これからの企業としての方向性は、第一に、昨今様々な企業が、もうすでにクリエイトしトライしている「顧客満足」というものを、より精度の高いものに持ってゆくことです。流通業で行われている極度の価格破壊も一面で見れば、安いものを供給しているし、家計にも役に立っている訳で、マクロ的な副作用を懸念しなければ、立派な「顧客満足」の追求ですし、物欲を満たすと言う役割でいえば確かに大きく社会に貢献していると思います。「顧客満足」は、相手の心の奥底から感動を促し本来個々人が独自に持ち得ている心のニーズを目覚めさせる(感動させる)為の呼び水を、芸術・文化等の事業を通じて注いでいく必要があります。

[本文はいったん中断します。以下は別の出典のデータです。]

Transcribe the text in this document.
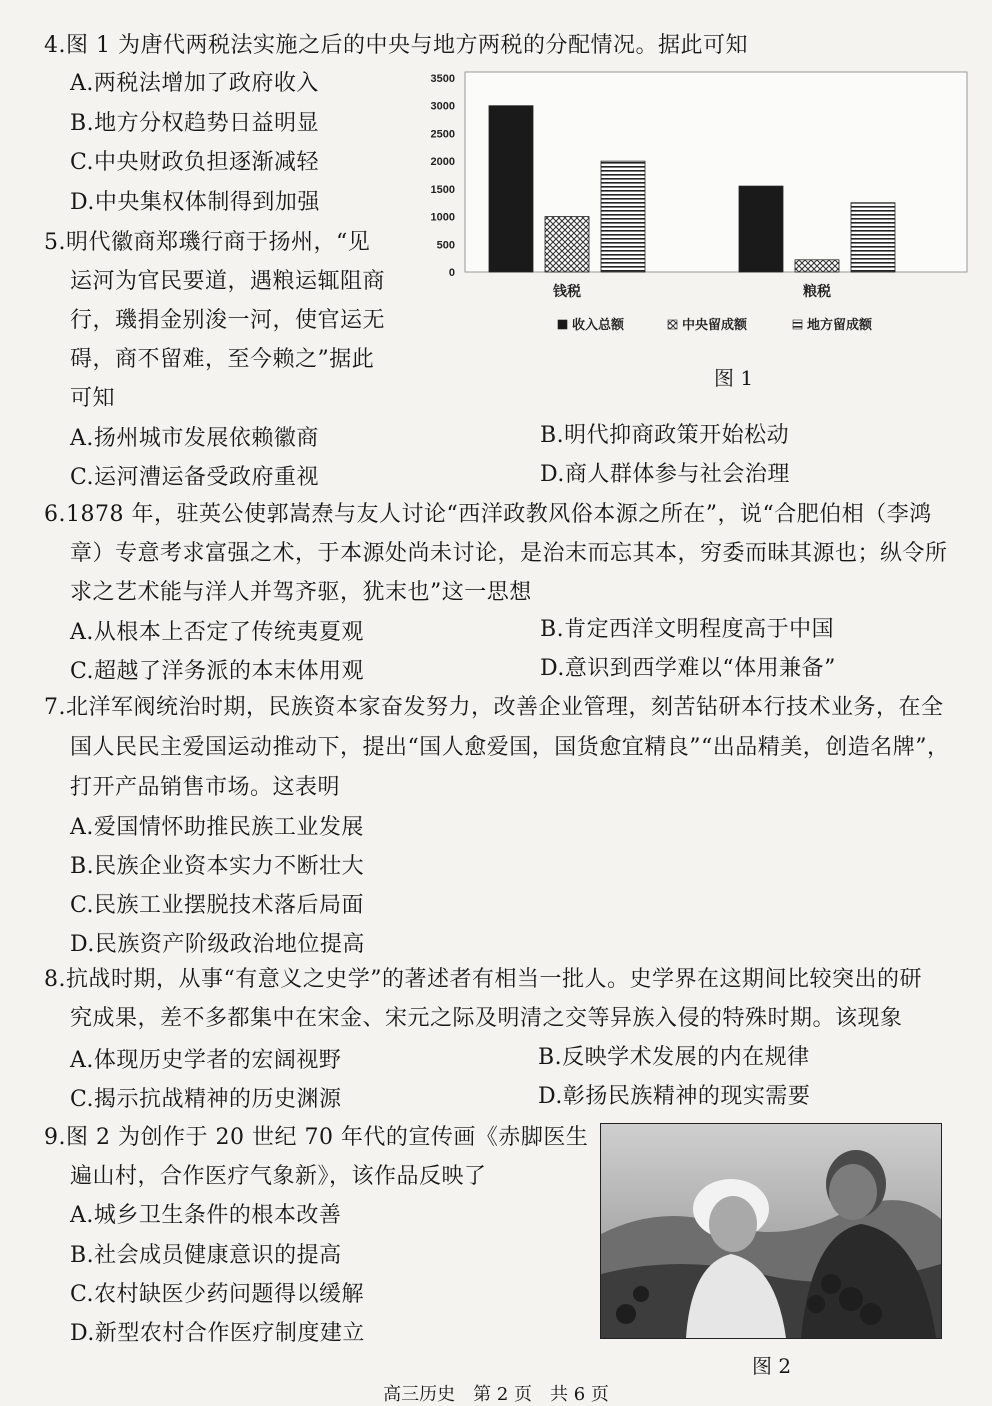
4.图 1 为唐代两税法实施之后的中央与地方两税的分配情况。据此可知
A.两税法增加了政府收入
B.地方分权趋势日益明显
C.中央财政负担逐渐减轻
D.中央集权体制得到加强
0
500
1000
1500
2000
2500
3000
3500
钱税	粮税
收入总额	中央留成额	地方留成额
图 1
5.明代徽商郑璣行商于扬州，“见
运河为官民要道，遇粮运辄阻商
行，璣捐金别浚一河，使官运无
碍，商不留难，至今赖之”据此
可知
A.扬州城市发展依赖徽商	B.明代抑商政策开始松动
C.运河漕运备受政府重视	D.商人群体参与社会治理
6.1878 年，驻英公使郭嵩焘与友人讨论“西洋政教风俗本源之所在”，说“合肥伯相（李鸿
章）专意考求富强之术，于本源处尚未讨论，是治末而忘其本，穷委而昧其源也；纵令所
求之艺术能与洋人并驾齐驱，犹末也”这一思想
A.从根本上否定了传统夷夏观	B.肯定西洋文明程度高于中国
C.超越了洋务派的本末体用观	D.意识到西学难以“体用兼备”
7.北洋军阀统治时期，民族资本家奋发努力，改善企业管理，刻苦钻研本行技术业务，在全
国人民民主爱国运动推动下，提出“国人愈爱国，国货愈宜精良”“出品精美，创造名牌”，
打开产品销售市场。这表明
A.爱国情怀助推民族工业发展
B.民族企业资本实力不断壮大
C.民族工业摆脱技术落后局面
D.民族资产阶级政治地位提高
8.抗战时期，从事“有意义之史学”的著述者有相当一批人。史学界在这期间比较突出的研
究成果，差不多都集中在宋金、宋元之际及明清之交等异族入侵的特殊时期。该现象
A.体现历史学者的宏阔视野	B.反映学术发展的内在规律
C.揭示抗战精神的历史渊源	D.彰扬民族精神的现实需要
9.图 2 为创作于 20 世纪 70 年代的宣传画《赤脚医生
遍山村，合作医疗气象新》，该作品反映了
A.城乡卫生条件的根本改善
B.社会成员健康意识的提高
C.农村缺医少药问题得以缓解
D.新型农村合作医疗制度建立
图 2
高三历史　第 2 页　共 6 页
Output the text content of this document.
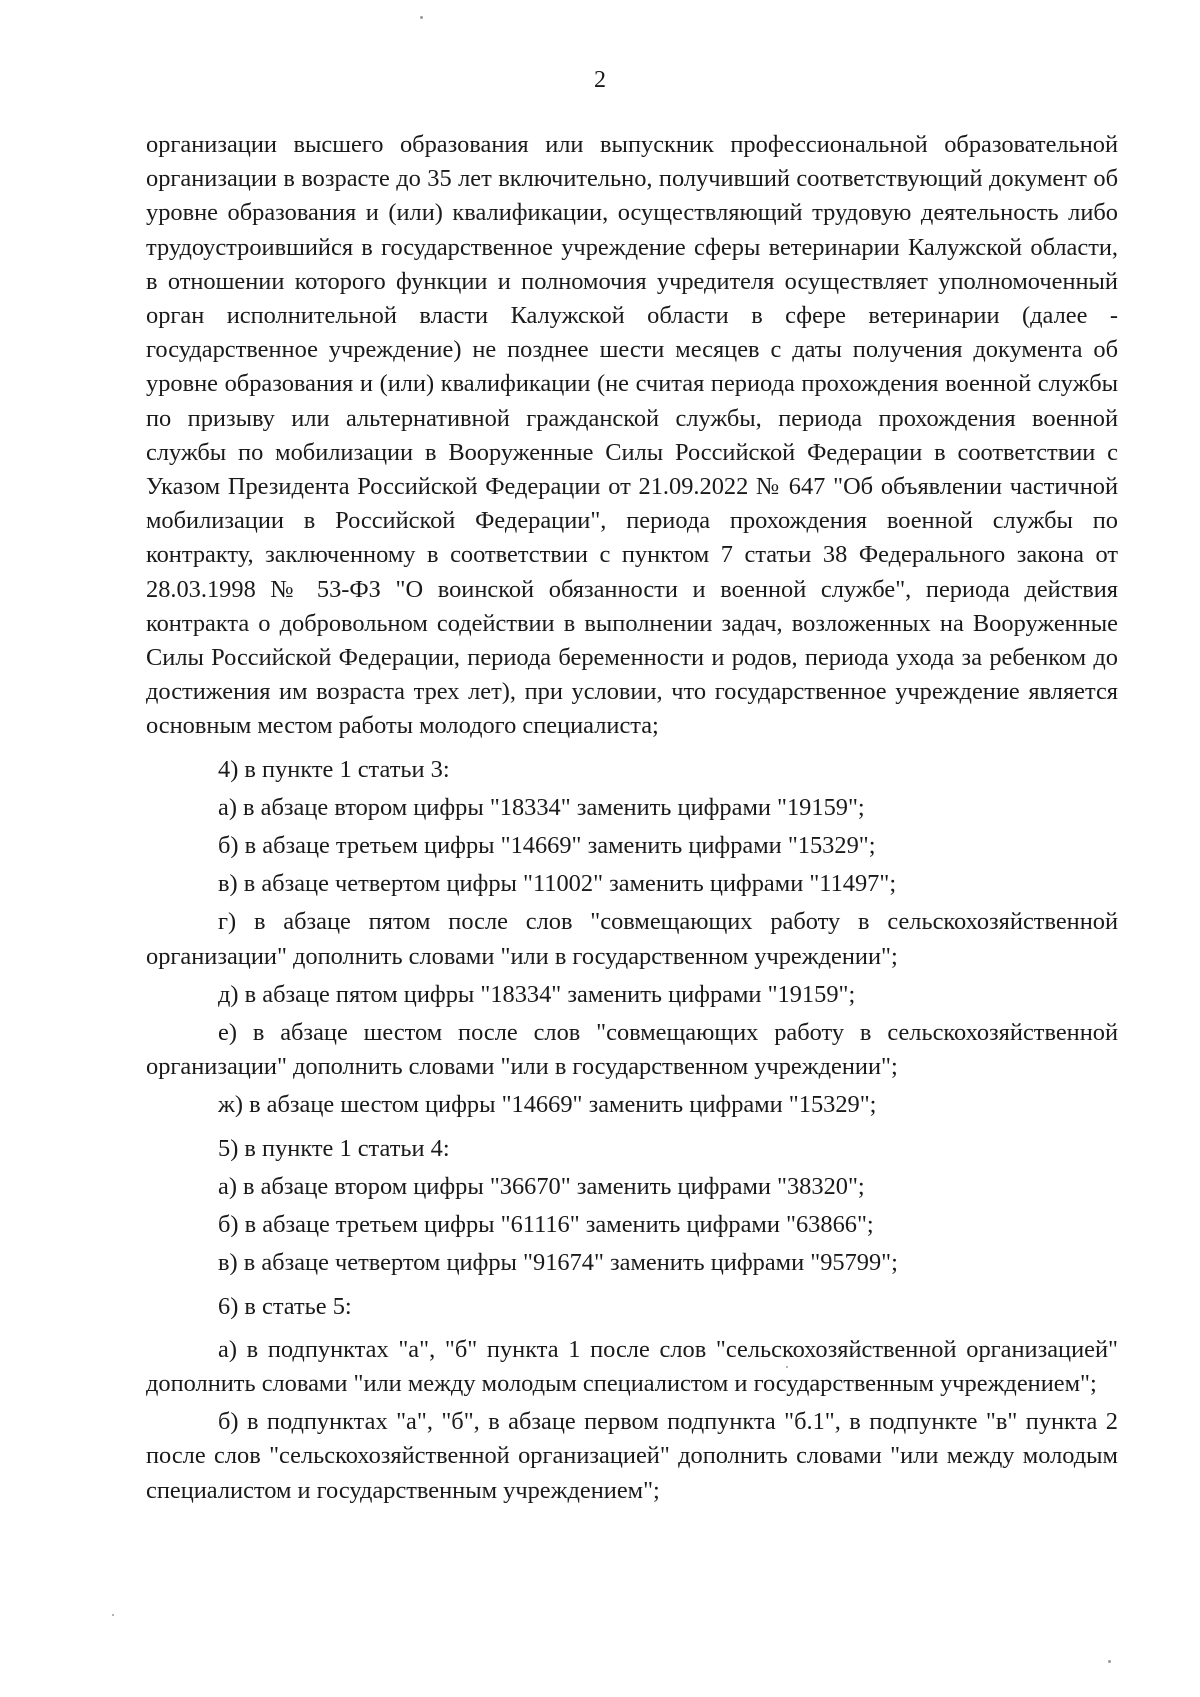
2

организации высшего образования или выпускник профессиональной образовательной организации в возрасте до 35 лет включительно, получивший соответствующий документ об уровне образования и (или) квалификации, осуществляющий трудовую деятельность либо трудоустроившийся в государственное учреждение сферы ветеринарии Калужской области, в отношении которого функции и полномочия учредителя осуществляет уполномоченный орган исполнительной власти Калужской области в сфере ветеринарии (далее - государственное учреждение) не позднее шести месяцев с даты получения документа об уровне образования и (или) квалификации (не считая периода прохождения военной службы по призыву или альтернативной гражданской службы, периода прохождения военной службы по мобилизации в Вооруженные Силы Российской Федерации в соответствии с Указом Президента Российской Федерации от 21.09.2022 № 647 "Об объявлении частичной мобилизации в Российской Федерации", периода прохождения военной службы по контракту, заключенному в соответствии с пунктом 7 статьи 38 Федерального закона от 28.03.1998 № 53-ФЗ "О воинской обязанности и военной службе", периода действия контракта о добровольном содействии в выполнении задач, возложенных на Вооруженные Силы Российской Федерации, периода беременности и родов, периода ухода за ребенком до достижения им возраста трех лет), при условии, что государственное учреждение является основным местом работы молодого специалиста;

4) в пункте 1 статьи 3:

а) в абзаце втором цифры "18334" заменить цифрами "19159";

б) в абзаце третьем цифры "14669" заменить цифрами "15329";

в) в абзаце четвертом цифры "11002" заменить цифрами "11497";

г) в абзаце пятом после слов "совмещающих работу в сельскохозяйственной организации" дополнить словами "или в государственном учреждении";

д) в абзаце пятом цифры "18334" заменить цифрами "19159";

е) в абзаце шестом после слов "совмещающих работу в сельскохозяйственной организации" дополнить словами "или в государственном учреждении";

ж) в абзаце шестом цифры "14669" заменить цифрами "15329";

5) в пункте 1 статьи 4:

а) в абзаце втором цифры "36670" заменить цифрами "38320";

б) в абзаце третьем цифры "61116" заменить цифрами "63866";

в) в абзаце четвертом цифры "91674" заменить цифрами "95799";

6) в статье 5:

а) в подпунктах "а", "б" пункта 1 после слов "сельскохозяйственной организацией" дополнить словами "или между молодым специалистом и государственным учреждением";

б) в подпунктах "а", "б", в абзаце первом подпункта "б.1", в подпункте "в" пункта 2 после слов "сельскохозяйственной организацией" дополнить словами "или между молодым специалистом и государственным учреждением";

そして、一人でも多くの方々が、「生き甲斐」に目覚め、「絵画的」な心を持った人々が一人でも多くなれば、肉厚で立体的な本当に面白い社会が出来ると確信します。
事業は、第一に世の中の為になる事です。第二に、このような社会の演出に一助となるためには、「顧客満足」を実現させるべく「そこで働く人の人間性」が無ければ一歩も進まないと言うことです。優れた感性と芸術性は、より多くの人々の目に触れ、表現出来る「場」を持つことによってより一層の価値を生むものであると信じます。その訳は、人々の心に潤いを与える使命があるからです。
企業は人の集団。「人」の価値観を大切にし、仕事を通じ関わる人達が成長し、新しい出会いをつくり、人の気持ちを考え、気持ちに応える事が必要です。
中部総合研究所は社会との共生を積極的に活動に表してゆくことで、少しでも、一人一人の暮らしと社会が明るく、楽しくなるよう努めます。